L’Algérie lève la quarantaine obligatoire de cinq jours pour les voyageurs

Les autorités algériennes ont annoncé lundi la levée de l’obligation pour les voyageurs de s’isoler pendant cinq jours à l’arrivée dans le pays, malgré une recrudescence des cas de contamination au Covid-19. «Sur instruction du président de la République, […] l’obligation du confinement sanitaire de cinq jours a été levée», indique le Premier ministre Aïmene Benabderrahmane dans une note adressée au gouvernement.

Décisions difficilement compréhensibles

La note datée du 25 juillet précise que «les voyageurs doivent présenter un test PCR de moins de 36 heures et se soumettre à un test antigénique à l’arrivée».

Depuis le 1er juin, les voyageurs qui souhaitaient rentrer en Algérie devaient accepter d’être mis à l’isolement à leur arrivée dans un hôtel payé au moment de l’achat des billets. Cette mesure avait déclenché l’ire des Algériens se trouvant à l’étranger. Des témoignages publiés dans les médias locaux avaient fait état de mauvaises conditions d’accueil dans certains hôtels sélectionnés.

Pendant le confinement du printemps 2020 puis le reconfinement de cet hiver, les familles d’origine algérienne en France n’ont cessé de se battre contre des décisions sanitaires difficilement compréhensibles. Si cette décision est susceptible de rasséréner les Algériens de la diaspora désireux de rentrer au pays pour l’été, elle survient le jour même où un nouveau record d’infections a été enregistré, avec 1 505 cas en 24 heures.

Fermetures de mosquées

Face à cette troisième vague, les autorités ont sévèrement durci dimanche les mesures contre le Covid – interdisant notamment l’accès à des plages – et promis d’accélérer la campagne de vaccination qui a pris du retard. Les frontières aériennes restent ouvertes pour le moment.

Lundi, le ministère des Affaires religieuses a décidé de fermer à nouveau les mosquées dans les 35 préfectures (sur 58) les plus affectées, dont Alger, Oran, Constantine et Sétif. Les édifices religieux avaient été rouverts en février après plus d’un an de fermeture.

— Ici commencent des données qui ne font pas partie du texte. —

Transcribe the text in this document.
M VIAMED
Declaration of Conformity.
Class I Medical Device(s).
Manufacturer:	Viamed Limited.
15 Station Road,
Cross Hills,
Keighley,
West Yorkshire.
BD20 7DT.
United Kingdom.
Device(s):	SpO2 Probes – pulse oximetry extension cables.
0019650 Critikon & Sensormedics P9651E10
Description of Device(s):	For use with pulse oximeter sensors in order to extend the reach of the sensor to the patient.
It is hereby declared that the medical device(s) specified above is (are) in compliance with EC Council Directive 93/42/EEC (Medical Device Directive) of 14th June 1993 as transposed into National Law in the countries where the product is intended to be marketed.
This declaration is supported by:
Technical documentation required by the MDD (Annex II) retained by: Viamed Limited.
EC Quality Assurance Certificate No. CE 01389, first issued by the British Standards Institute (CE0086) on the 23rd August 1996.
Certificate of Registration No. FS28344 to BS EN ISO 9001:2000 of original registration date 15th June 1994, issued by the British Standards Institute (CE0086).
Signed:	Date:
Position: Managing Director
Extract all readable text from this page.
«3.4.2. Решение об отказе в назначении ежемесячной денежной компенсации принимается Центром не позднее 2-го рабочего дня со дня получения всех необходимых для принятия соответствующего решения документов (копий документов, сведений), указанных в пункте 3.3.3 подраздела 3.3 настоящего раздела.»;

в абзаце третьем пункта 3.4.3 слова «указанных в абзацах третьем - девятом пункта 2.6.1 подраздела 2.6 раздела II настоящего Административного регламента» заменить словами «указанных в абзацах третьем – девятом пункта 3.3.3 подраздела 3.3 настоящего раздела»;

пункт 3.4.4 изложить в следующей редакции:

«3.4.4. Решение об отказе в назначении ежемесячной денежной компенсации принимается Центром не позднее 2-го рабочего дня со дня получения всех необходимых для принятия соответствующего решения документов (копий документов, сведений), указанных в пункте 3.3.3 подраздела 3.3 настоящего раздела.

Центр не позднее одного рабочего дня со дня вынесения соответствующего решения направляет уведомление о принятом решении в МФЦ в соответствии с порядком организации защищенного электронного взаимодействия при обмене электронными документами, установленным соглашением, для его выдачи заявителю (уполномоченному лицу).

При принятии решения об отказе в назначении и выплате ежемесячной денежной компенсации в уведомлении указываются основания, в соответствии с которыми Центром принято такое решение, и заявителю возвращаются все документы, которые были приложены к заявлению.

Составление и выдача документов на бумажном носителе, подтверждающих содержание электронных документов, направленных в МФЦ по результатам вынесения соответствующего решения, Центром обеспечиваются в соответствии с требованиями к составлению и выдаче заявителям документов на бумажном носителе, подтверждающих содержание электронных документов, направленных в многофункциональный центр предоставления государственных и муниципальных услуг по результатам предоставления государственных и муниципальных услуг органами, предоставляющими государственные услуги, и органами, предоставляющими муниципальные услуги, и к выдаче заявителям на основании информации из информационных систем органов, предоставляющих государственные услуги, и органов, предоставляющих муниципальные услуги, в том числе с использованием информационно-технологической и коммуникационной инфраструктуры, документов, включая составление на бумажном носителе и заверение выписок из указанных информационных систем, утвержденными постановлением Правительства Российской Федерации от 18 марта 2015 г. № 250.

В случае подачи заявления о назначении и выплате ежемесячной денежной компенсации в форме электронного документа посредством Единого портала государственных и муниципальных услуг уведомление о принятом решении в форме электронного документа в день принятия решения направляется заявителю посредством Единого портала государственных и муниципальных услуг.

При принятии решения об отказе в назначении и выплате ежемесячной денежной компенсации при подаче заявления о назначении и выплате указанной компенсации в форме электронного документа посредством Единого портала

L’Algérie, pays le plus peuplé du Maghreb avec ses 44 millions d’habitants, a officiellement recensé 163 660 cas, dont 4 087 décès. Mais ces chiffres – celui des décès en particulier – ne refléteraient pas la réalité, d’après des témoignages de certains professionnels de la santé rapportés par des médias.

L’Institut Pasteur d’Algérie a annoncé dimanche sur sa page Facebook qu’au «15 juillet, le variant delta avait supplanté tous les autres variants circulant jusque-là, représentant 71 % des virus en circulation». L’Institut prévoit «un taux supérieur à 90 % dans les semaines à venir».